Verdugo expects golf's launch monitor industry to expand at a considerable rate over the next five years as some key players spend lavishly, raising awareness and looking to make serious headway.

"An industry that has been dominated for decades by the best hardware is now shifting towards software innovation that supports quality products while creating gamification hooks that will lure new players into the game," Verdugo says. "The end result: the next generation of serious golfers who are the torchbearers for the traditional segment of the greatest game moving forward."

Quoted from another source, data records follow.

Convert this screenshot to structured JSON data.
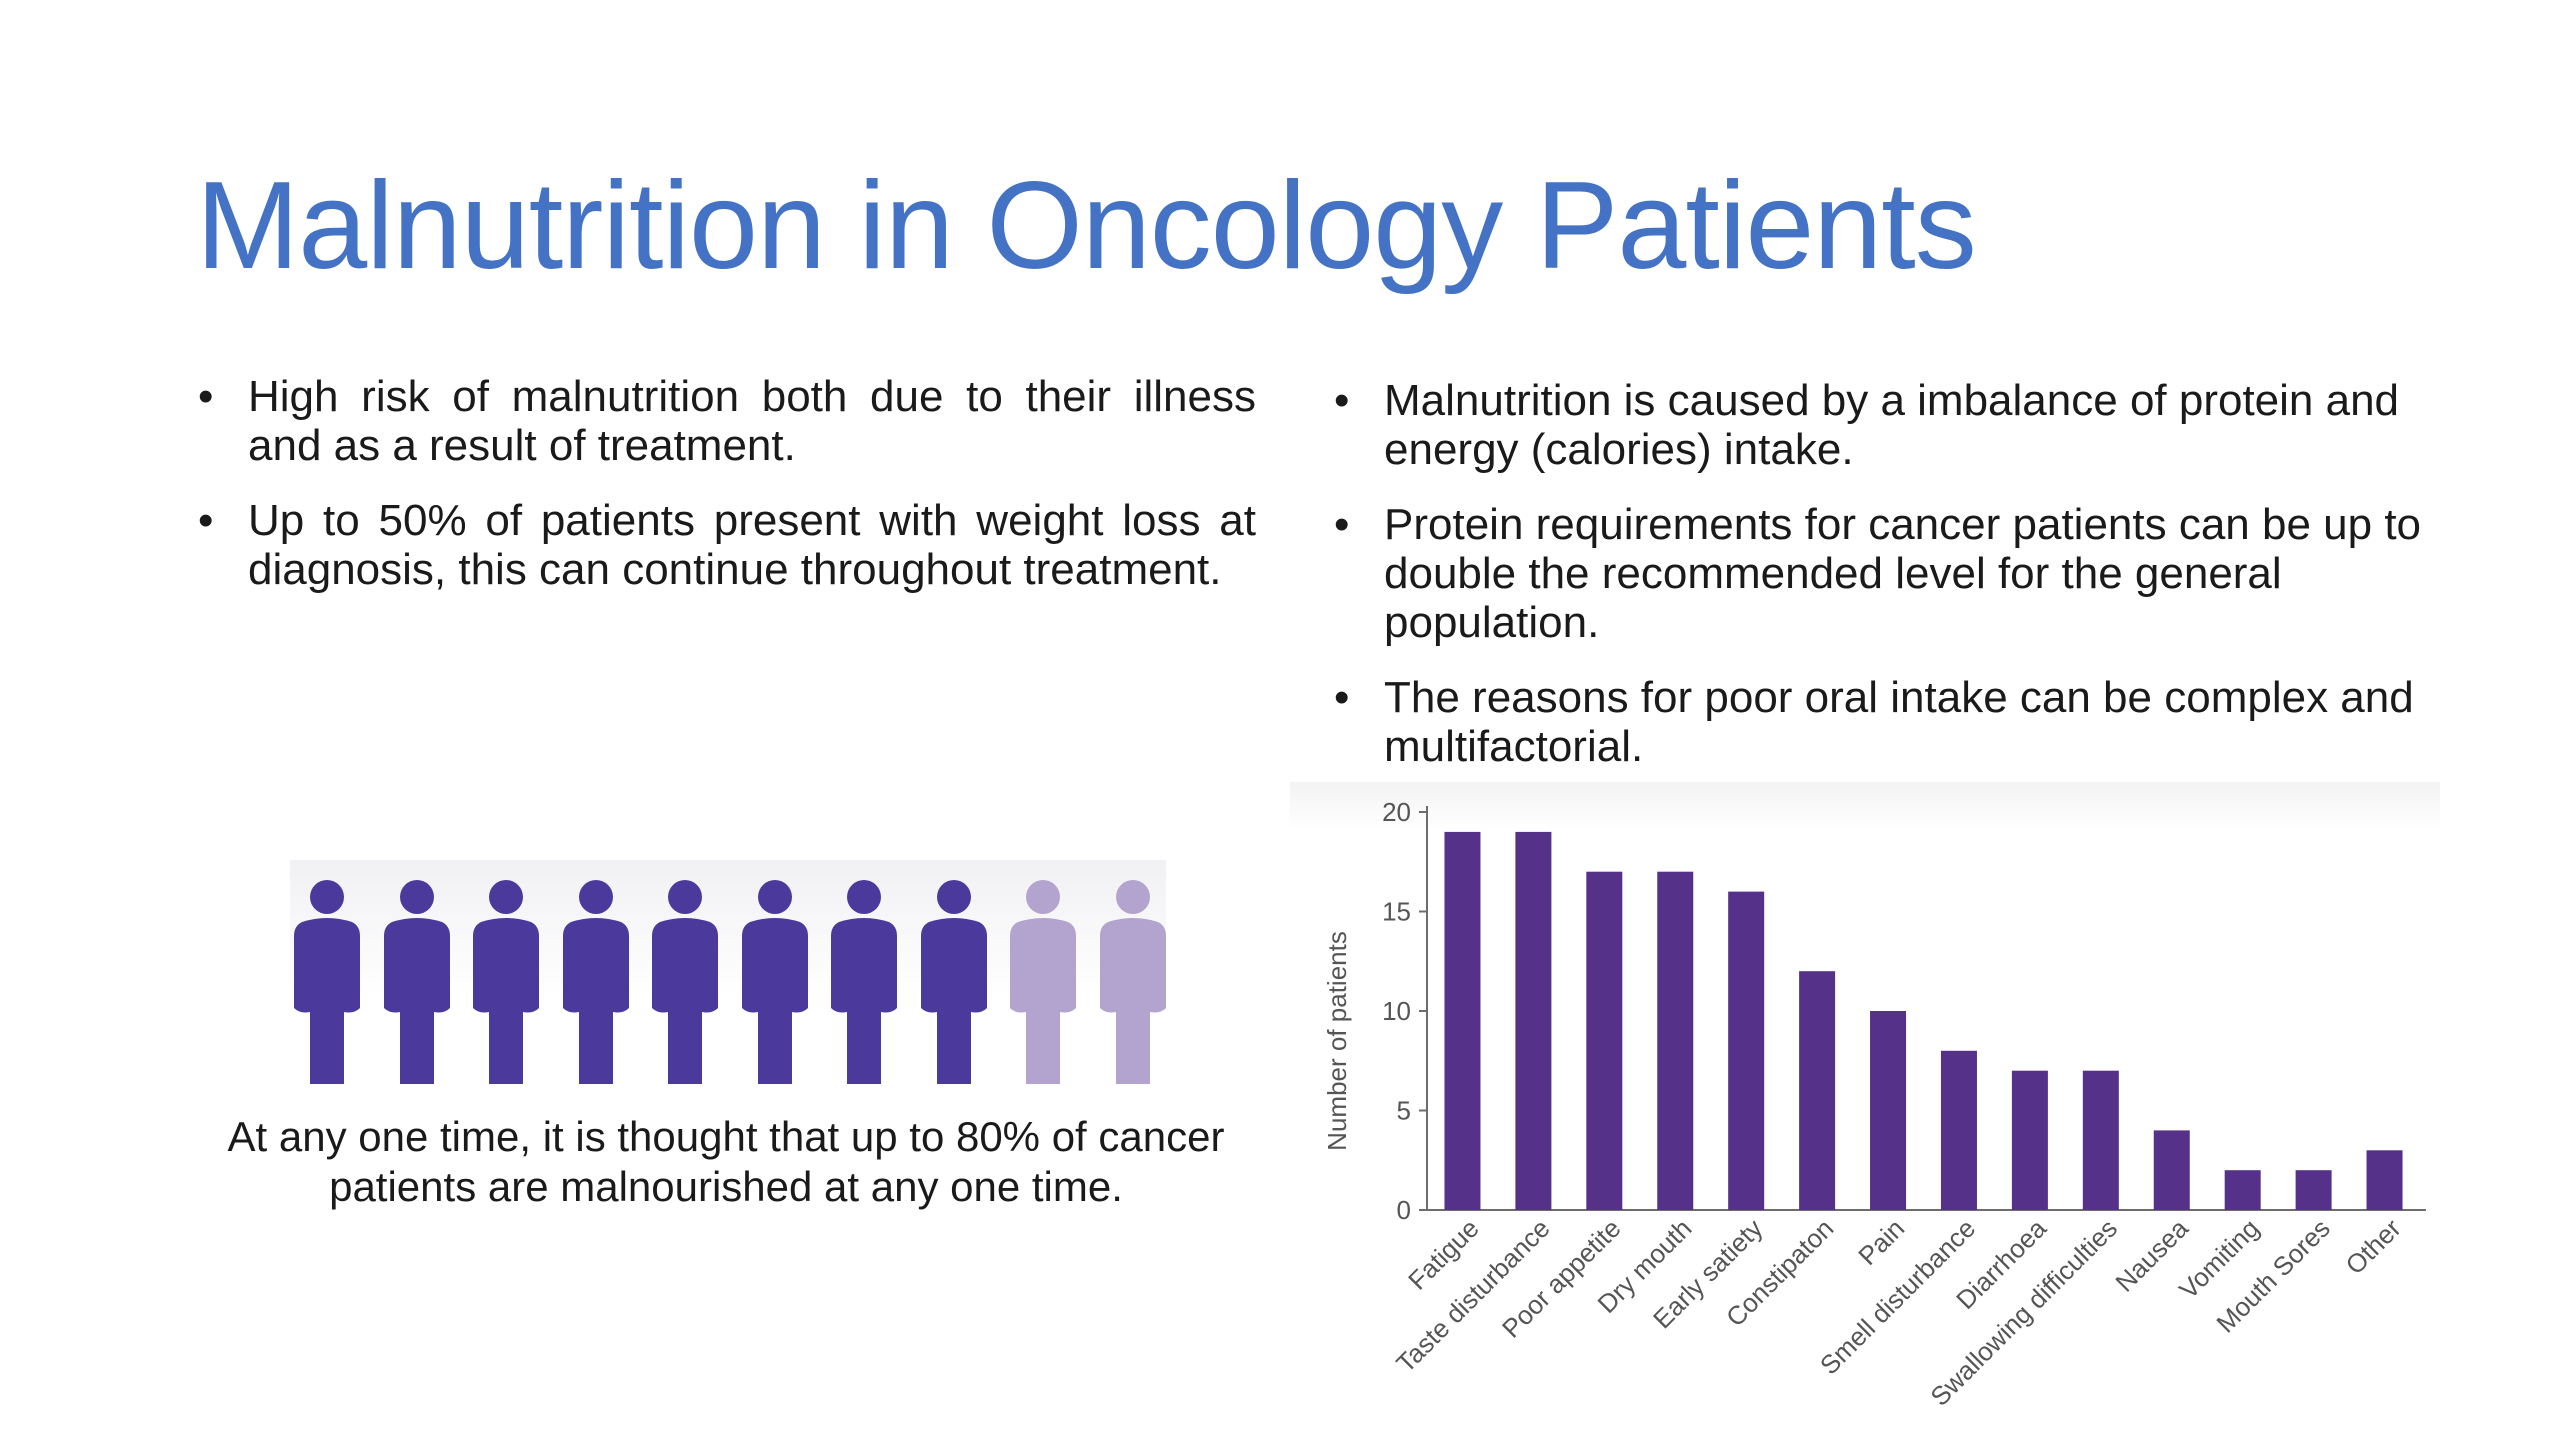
{
  "title": "Malnutrition in Oncology Patients",
  "left_bullets": [
    "High risk of malnutrition both due to their illness and as a result of treatment.",
    "Up to 50% of patients present with weight loss at diagnosis, this can continue throughout treatment."
  ],
  "right_bullets": [
    "Malnutrition is caused by a imbalance of protein and energy (calories) intake.",
    "Protein requirements for cancer patients can be up to double the recommended level for the general population.",
    "The reasons for poor oral intake can be complex and multifactorial."
  ],
  "infographic": {
    "total_people": 10,
    "highlighted_people": 8,
    "highlight_color": "#4b3a9c",
    "muted_color": "#b3a3cf",
    "caption": "At any one time, it is thought that up to 80% of cancer patients are malnourished at any one time."
  },
  "chart_data": {
    "type": "bar",
    "categories": [
      "Fatigue",
      "Taste disturbance",
      "Poor appetite",
      "Dry mouth",
      "Early satiety",
      "Constipaton",
      "Pain",
      "Smell disturbance",
      "Diarrhoea",
      "Swallowing difficulties",
      "Nausea",
      "Vomiting",
      "Mouth Sores",
      "Other"
    ],
    "values": [
      19,
      19,
      17,
      17,
      16,
      12,
      10,
      8,
      7,
      7,
      4,
      2,
      2,
      3
    ],
    "title": "",
    "xlabel": "",
    "ylabel": "Number of patients",
    "ylim": [
      0,
      20
    ],
    "yticks": [
      0,
      5,
      10,
      15,
      20
    ],
    "bar_color": "#55318a",
    "grid": false
  }
}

A strong gamification hook has already been established thanks to the ground-breaking Phigolf Home Golf Simulator. The main features of Phigolf include some of the most realistic graphics and gameplay anywhere, plus a unique swing analysis algorithm that allows users to improve their game.

Add to that the opportunity to play virtually on any golf course around the world and the benefit of a home simulator that costs just $249, considerably less than the price point for traditional simulators, which can range from $5,000 to at least $40,000.

For Jae Yang, general manager of Phigolf's global marketing and distribution operation, the main appeal of the Phigolf Home Golf Simulator is its strong focus on entertainment and its ability to introduce newcomers to the game in a very relaxed environment.

"We wanted to be more of an in-home rather than a driving range experience - think Topgolf compared to Toptracer," Yang says. "And I think we have succeeded. We are trying to get you to swing that club in the living room by yourself, with a bunch of friends drinking a beer, or with your children, introducing them to know what golf really is.

"Golf can be a very intimidating sport, to walk onto a golf course not knowing what’s what for the first time ... I remember that feeling. I was a little bit afraid to even pick up the club and hit that tee shot, looking at those people behind me waiting for me to hit that ball. But with Phigolf, you don't have any of that. You get to learn how the game is played, albeit in a virtual world, but you get ingratiated into the game."

The other area of the game where Verdugo expects AI to make a significant impact is in golf course management.

"Even as digital golf has grown substantially, golfers by nature will still want to play golf on golf courses — whether a local home course, country club or travel destination," Verdugo says. "Historically, golf courses have struggled to maintain a consistent profitable financial model, due to the high costs of developing and maintaining the vast amounts of land that golf courses require. AI may be the long-term solution.

"When it comes to golf course management, computer systems can now analyze how people play the game and highlight areas that are unused. The USGA has been leading the way in this technology for several years. Un-trafficked parts of a course could be identified as areas that no longer need water, fertilizer and maintenance. By using golf cars, autonomous lawn mowers, motion sensors and a connected irrigation system, AI would be able to monitor patterns and behavior 24 hours a day, seven days a week, providing both real-time changes and recommendations on how to improve efficiency for golf course owners and operators."